The first act goes well until Nina is distracted during a lift by a hallucination and the Prince drops her. Distraught, she returns to her dressing room and finds Lily dressed as the Black Swan. As Lily announces her intention to play the Black Swan, she transforms into Nina herself. Nina and her double struggle, and Nina shoves her double into the mirror shattering it. She grabs a shard of glass and stabs her double in the stomach. Nina sees that the body is Lily’s. She hides the body, returns to the stage, and dances the Black Swan passionately and sensually. Growing black feathers, her arms become black wings as she finally loses herself and is transformed into a black swan. At the end of the act, she receives a standing ovation from the audience. When she leaves the stage, she finds Thomas and the rest of the cast congratulating her on her stunning performance. Nina takes him by surprise and kisses him.

Back in her dressing room preparing for the final act, the dying of the White Swan, there is a knock on her door. She opens it to see Lily, who has come to congratulate her on her performance as the Black Swan. Nina realizes her fight with Lily, just as all the strange visions she had experienced, were hallucinations, but sees the mirror is still shattered. She notices a wound on her body and realizes that she stabbed herself, not Lily. Back on stage, she dances passionately and seamlessly as the White Swan. In the last moments of the ballet, when the White Swan throws herself off a cliff, she spots her mother weeping in the audience. The theater erupts in thunderous applause as Nina falls. As Thomas and the rest of the cast enthusiastically congratulate her on her performance, Lily gasps in horror to see that Nina is bleeding. As Nina lies wounded, the film closes with her staring up at the stage lights, whispering, “I felt it – Perfect – It was perfect,” as the screen fades to white and the audience chants her name.


In college, I was forced to take a Fine Arts class, during which we spent quite a fair amount of time on Swan Lake. Black Swan isn’t necessarily a film version of that ballet, but the ballet is a major plot point.
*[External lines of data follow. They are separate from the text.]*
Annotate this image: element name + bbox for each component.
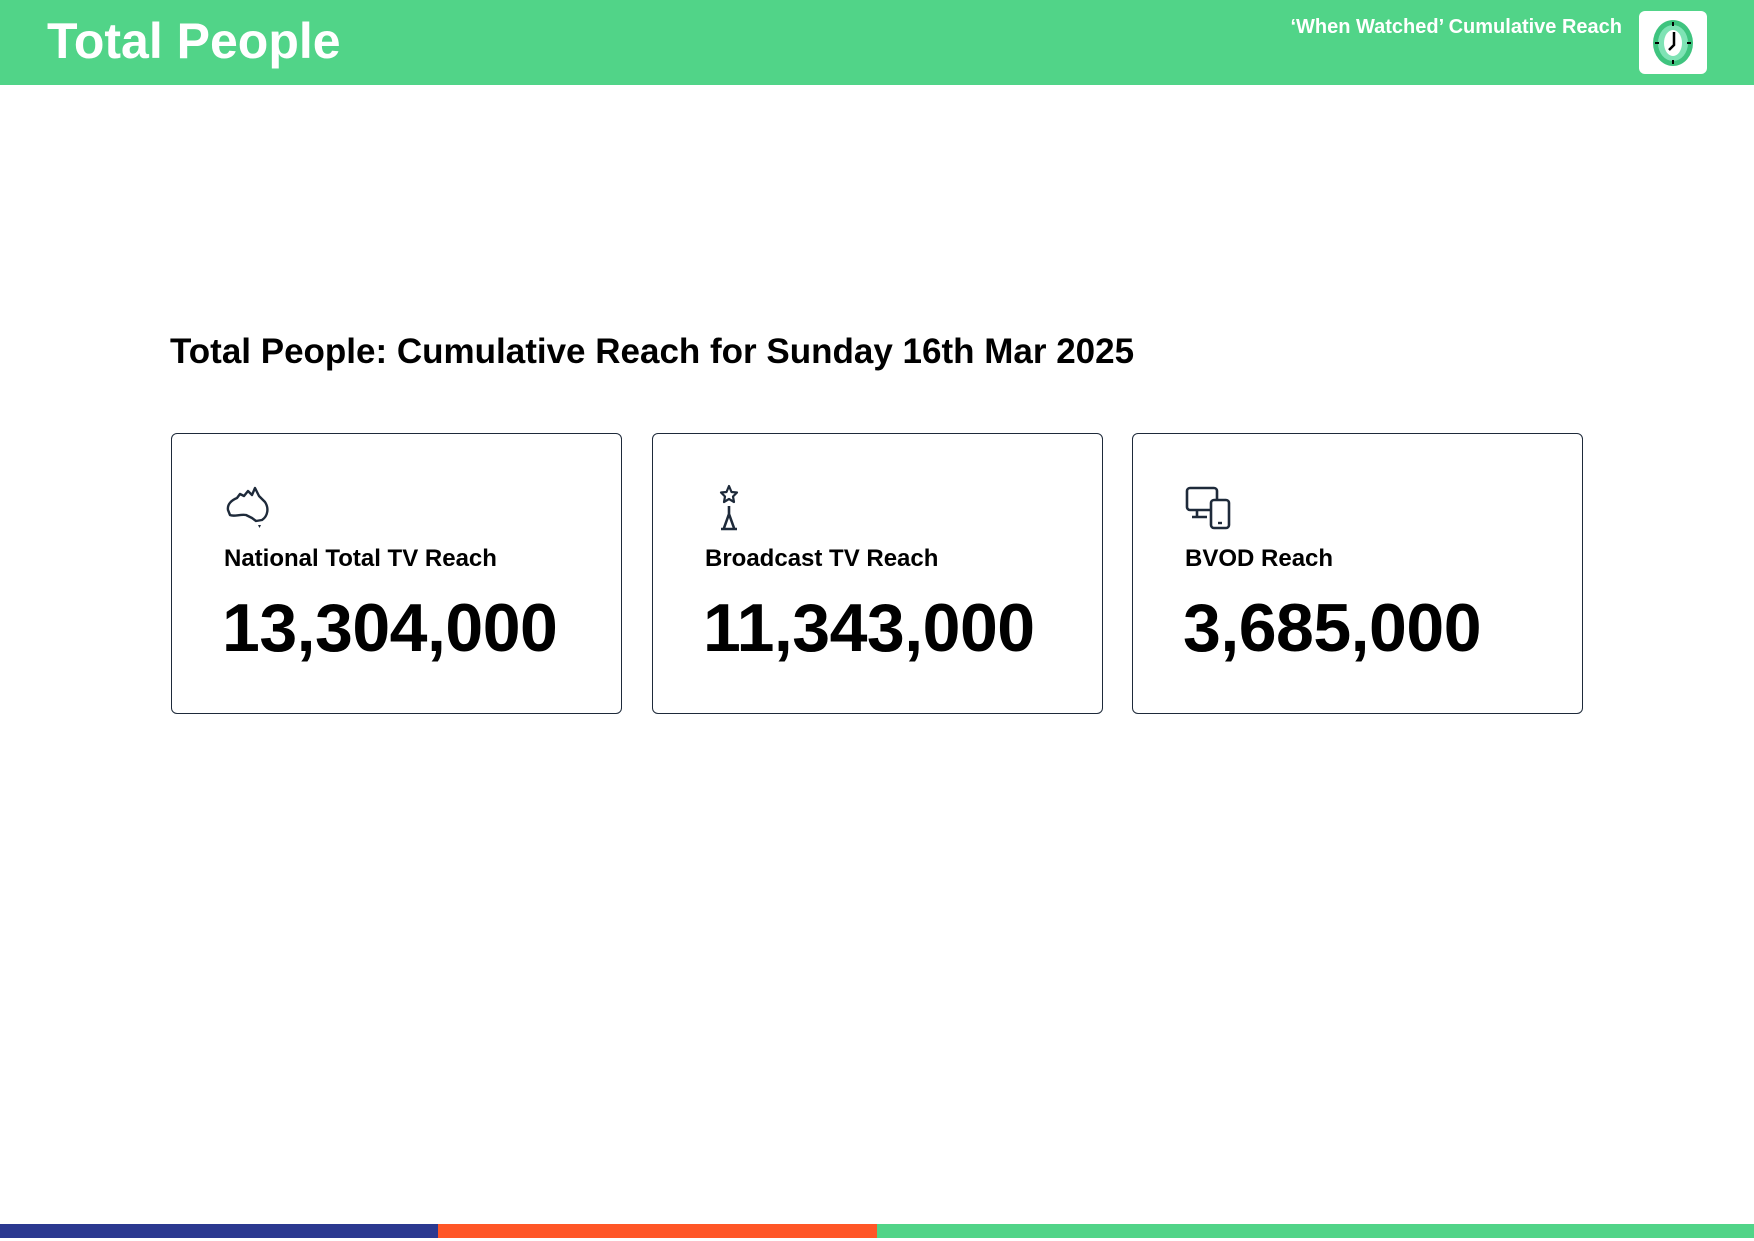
header-bar: Total People ‘When Watched’ Cumulative R… (0, 0, 1754, 85)
card-broadcast-tv-reach: Broadcast TV Reach 11,343,000 (652, 433, 1103, 714)
footer-bar-orange (438, 1224, 877, 1238)
australia-map-icon (226, 486, 269, 528)
card-label: Broadcast TV Reach (705, 545, 939, 572)
clock-icon (1639, 11, 1707, 74)
card-national-total-tv-reach: National Total TV Reach 13,304,000 (171, 433, 622, 714)
card-label: BVOD Reach (1185, 545, 1334, 572)
header-subtitle: ‘When Watched’ Cumulative Reach (1290, 16, 1622, 38)
card-label: National Total TV Reach (224, 545, 497, 572)
header-title: Total People (47, 13, 341, 69)
card-value: 11,343,000 (703, 590, 1035, 666)
broadcast-tower-icon (719, 484, 739, 531)
card-value: 3,685,000 (1183, 590, 1482, 666)
footer-bar-green (877, 1224, 1754, 1238)
card-value: 13,304,000 (222, 590, 558, 666)
devices-icon (1185, 486, 1231, 530)
page-title: Total People: Cumulative Reach for Sunda… (170, 332, 1135, 371)
footer-bar-navy (0, 1224, 438, 1238)
card-bvod-reach: BVOD Reach 3,685,000 (1132, 433, 1583, 714)
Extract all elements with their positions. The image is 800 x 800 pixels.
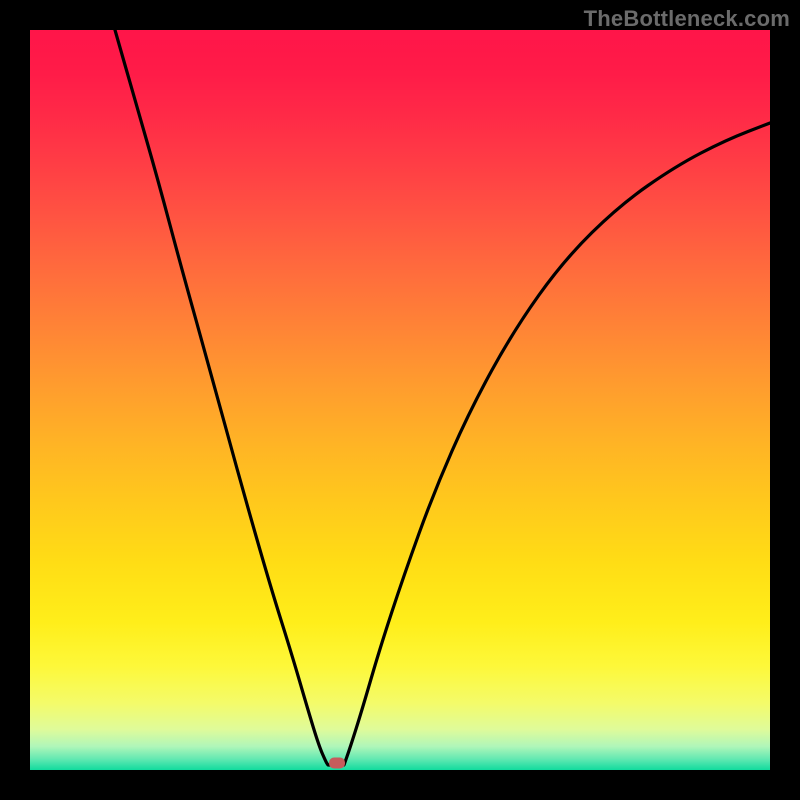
watermark-text: TheBottleneck.com: [584, 6, 790, 32]
chart-frame: [30, 30, 770, 770]
curve-path: [115, 30, 770, 765]
bottleneck-curve: [30, 30, 770, 770]
minimum-marker: [329, 758, 345, 769]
This is one of those film that one could not get around hearing about during awards season. Many had it picked to sweep the awards (until they saw The King’s Speech). Now, I’m not one to get too involved with who should or should not have won this or that awards, but in comparison to the film that were nominated, this one and …Speech are nearly neck and neck.

So, what is this highly acclaimed film about? Well, we have this ballet dancer, Nina, who is a hot young dancer trying to get her big break at the ballet company she dances for. The new season brings about the company’s production of Swan Lake, which will feature a new face, according to the director. Eventually, this turns out to be Nina, bit seriously has problem embracing both the white and black swans, unlike her frenemy, Lily, who appears to be primed to take her spot.

As the film progresses, we see the decline in Nina’s mental health, until she finally does something before she takes the stage for the finale of her performance that one would never have guessed she was able to do when we first met her.

The ballet scenes are quite breathtaking. It is no secret that most of us could care less about ballet, but this is one of those films that could make you convert. The director did a great job of filming these scenes and conveying the atmosphere to the audience.

The hallucination scenes are quite interesting, but they do cause the viewer to get a bit confused, if they’re not ready for it.

Natalie Portman as Nina is awesome! No wonder, she was nominated for so many awards.

Mila Kunis made for the perfect foil to Portman, as well as gave us some nice eye candy (just wait until you see the lesbian scene.)

Black Swan is far from the most interesting thing on film, but it has its moments. Great film often fall into this category. If you were to ask me, if I agreed with the awards and accolades this film has received. This year, though, too many folk don’t. Having said that, I did enjoy this film thoroughly, and I trust that you will, as well.